Historic district in Utah, United States

The Zion Lodge Historic District surrounds the rustic lodge originally designed by Gilbert Stanley Underwood in Zion National Park. The lodge served as the center of a group of cabins, employee dormitories and support buildings which are included in the district. A swimming pool and bathhouse were demolished in 1976. The district was expanded in 1986 to include an Underwood-designed former photography studio and additional cabins.

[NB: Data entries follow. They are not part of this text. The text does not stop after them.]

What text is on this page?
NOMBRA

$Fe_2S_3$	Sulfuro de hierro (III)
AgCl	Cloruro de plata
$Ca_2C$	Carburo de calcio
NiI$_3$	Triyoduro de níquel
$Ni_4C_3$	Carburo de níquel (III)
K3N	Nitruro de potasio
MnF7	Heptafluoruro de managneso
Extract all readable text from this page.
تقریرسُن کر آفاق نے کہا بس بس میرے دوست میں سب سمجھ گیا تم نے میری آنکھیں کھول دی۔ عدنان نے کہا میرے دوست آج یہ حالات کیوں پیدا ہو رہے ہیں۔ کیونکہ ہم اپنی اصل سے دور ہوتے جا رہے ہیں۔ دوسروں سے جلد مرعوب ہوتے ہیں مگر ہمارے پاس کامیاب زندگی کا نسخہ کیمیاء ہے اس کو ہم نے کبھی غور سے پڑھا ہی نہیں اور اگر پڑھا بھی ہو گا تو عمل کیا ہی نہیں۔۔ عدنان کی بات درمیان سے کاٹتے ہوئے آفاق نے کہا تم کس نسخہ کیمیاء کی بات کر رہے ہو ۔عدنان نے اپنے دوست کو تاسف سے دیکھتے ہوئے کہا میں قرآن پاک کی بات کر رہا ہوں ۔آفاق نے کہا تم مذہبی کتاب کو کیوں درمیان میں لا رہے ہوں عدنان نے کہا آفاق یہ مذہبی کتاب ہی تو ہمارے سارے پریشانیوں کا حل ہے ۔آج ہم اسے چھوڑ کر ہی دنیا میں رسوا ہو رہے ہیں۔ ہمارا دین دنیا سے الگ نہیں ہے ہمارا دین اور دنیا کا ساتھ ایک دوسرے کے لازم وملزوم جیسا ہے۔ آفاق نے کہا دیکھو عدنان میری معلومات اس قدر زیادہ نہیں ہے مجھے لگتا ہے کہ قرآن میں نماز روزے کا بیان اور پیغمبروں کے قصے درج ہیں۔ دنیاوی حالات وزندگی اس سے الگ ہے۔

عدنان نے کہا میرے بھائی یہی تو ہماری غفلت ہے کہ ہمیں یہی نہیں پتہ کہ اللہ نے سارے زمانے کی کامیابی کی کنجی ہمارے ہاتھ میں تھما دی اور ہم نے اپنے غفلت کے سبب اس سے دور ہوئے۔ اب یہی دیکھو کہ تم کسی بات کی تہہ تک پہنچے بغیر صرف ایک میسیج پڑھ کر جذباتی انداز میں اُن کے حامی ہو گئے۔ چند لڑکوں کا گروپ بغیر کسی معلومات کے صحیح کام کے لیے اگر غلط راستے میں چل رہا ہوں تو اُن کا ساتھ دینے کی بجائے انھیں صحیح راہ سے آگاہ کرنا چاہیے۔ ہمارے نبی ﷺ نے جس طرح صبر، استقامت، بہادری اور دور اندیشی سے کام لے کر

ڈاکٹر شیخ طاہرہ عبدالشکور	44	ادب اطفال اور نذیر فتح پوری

The Zion Lodge complex was developed by the Utah Parks Company to provide lodging for tourists at Zion. The Utah Parks Company was owned by the Union Pacific Railroad, which had developed a strong relationship with Underwood. Underwood designed most of the structures in the lodge community using principles of rustic design favored by the National Park Service, a style that was developed and promoted, in part, by Underwood himself.

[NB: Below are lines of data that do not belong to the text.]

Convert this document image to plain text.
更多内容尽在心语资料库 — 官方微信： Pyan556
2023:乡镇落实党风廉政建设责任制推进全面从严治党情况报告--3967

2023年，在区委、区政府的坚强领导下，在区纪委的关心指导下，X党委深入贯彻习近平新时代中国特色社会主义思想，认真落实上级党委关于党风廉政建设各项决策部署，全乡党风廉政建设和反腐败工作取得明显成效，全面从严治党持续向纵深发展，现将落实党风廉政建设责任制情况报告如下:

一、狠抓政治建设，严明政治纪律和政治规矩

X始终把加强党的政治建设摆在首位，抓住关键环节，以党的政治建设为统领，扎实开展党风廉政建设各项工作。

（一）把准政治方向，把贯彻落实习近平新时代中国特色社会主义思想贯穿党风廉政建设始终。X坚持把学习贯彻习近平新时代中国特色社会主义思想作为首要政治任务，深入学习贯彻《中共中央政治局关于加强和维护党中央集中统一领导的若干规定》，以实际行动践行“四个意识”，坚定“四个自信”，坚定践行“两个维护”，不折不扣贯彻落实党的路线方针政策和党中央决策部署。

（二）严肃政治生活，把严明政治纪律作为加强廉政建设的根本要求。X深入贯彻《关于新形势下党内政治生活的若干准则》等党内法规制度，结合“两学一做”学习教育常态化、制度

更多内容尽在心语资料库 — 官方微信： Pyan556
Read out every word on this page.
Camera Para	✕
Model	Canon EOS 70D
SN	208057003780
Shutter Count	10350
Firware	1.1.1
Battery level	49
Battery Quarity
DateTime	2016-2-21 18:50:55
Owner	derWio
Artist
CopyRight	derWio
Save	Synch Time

The district is centered on the Zion Lodge. Underwood's National Park Service Rustic style lodge burned in 1966 and was replaced by a prefabricated structure on the same foundation. A 1990 renovation added elements of Underwood's original design to the 1966 structure. The district includes:
- Female Dormitory Built in 1927 to Underwood's design, in the "studs out" style with wall framing exposed outside of the wall sheathing. The one story building measures approximately 36 ft by 69 ft, with a log-framed hipped roof. The entry porch features stone piers and heavy log roof construction.

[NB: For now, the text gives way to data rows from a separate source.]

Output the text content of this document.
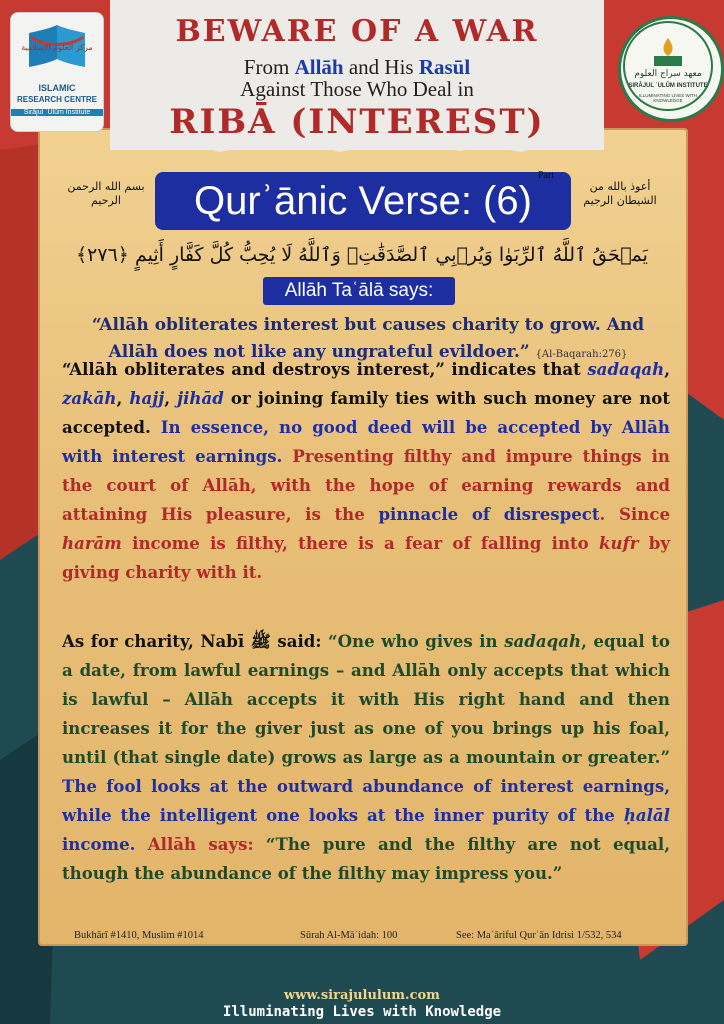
BEWARE OF A WAR
From Allāh and His Rasūl
Against Those Who Deal in
RIBĀ (INTEREST)
مركز العلوم الإسلامية
ISLAMIC
RESEARCH CENTRE
Sirājul ʿUlūm Institute
معهد سراج العلوم
SIRĀJUL ʿULŪM INSTITUTE
ILLUMINATING LIVES WITH KNOWLEDGE
بسم الله الرحمن الرحيم
أعوذ بالله من الشيطان الرجيم
Qurʾānic Verse: (6)
Part
يَمۡحَقُ ٱللَّهُ ٱلرِّبَوٰا وَيُرۡبِي ٱلصَّدَقَٰتِۗ وَٱللَّهُ لَا يُحِبُّ كُلَّ كَفَّارٍ أَثِيمٍ ﴿٢٧٦﴾
Allāh Taʿālā says:
“Allāh obliterates interest but causes charity to grow. And Allāh does not like any ungrateful evildoer.” {Al-Baqarah:276}
“Allāh obliterates and destroys interest,” indicates that sadaqah, zakāh, hajj, jihād or joining family ties with such money are not accepted. In essence, no good deed will be accepted by Allāh with interest earnings. Presenting filthy and impure things in the court of Allāh, with the hope of earning rewards and attaining His pleasure, is the pinnacle of disrespect. Since harām income is filthy, there is a fear of falling into kufr by giving charity with it.
As for charity, Nabī ﷺ said: “One who gives in sadaqah, equal to a date, from lawful earnings – and Allāh only accepts that which is lawful – Allāh accepts it with His right hand and then increases it for the giver just as one of you brings up his foal, until (that single date) grows as large as a mountain or greater.” The fool looks at the outward abundance of interest earnings, while the intelligent one looks at the inner purity of the ḥalāl income. Allāh says: “The pure and the filthy are not equal, though the abundance of the filthy may impress you.”
Bukhārī #1410, Muslim #1014	Sūrah Al-Māʾidah: 100	See: Maʿāriful Qurʾān Idrisi 1/532, 534
www.sirajululum.com
Illuminating Lives with Knowledge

- Male Dormitory Built in 1937 as an enlarged version of the female dormitory in a manner sympathetic to Underwood's original design. The one story building measures approximately 36 ft by 112 ft.
- Standard Cabins Also known as "Pioneer Cabins" and "Frontier Cabins", built in the "studs out" style with an anticipated life expectancy of 20 years. The standard cabins were built beginning in 1925. In the 1940s small additions were made for bathrooms.
- Western Cabins Also known as "Deluxe Cabins, the duplex and quadruplex cabins built in a substantial manner with massive stone piers and fireplaces and open log truss ceilings. Infill walls are built in the studs out style. The Western Cabins were built beginning in 1927.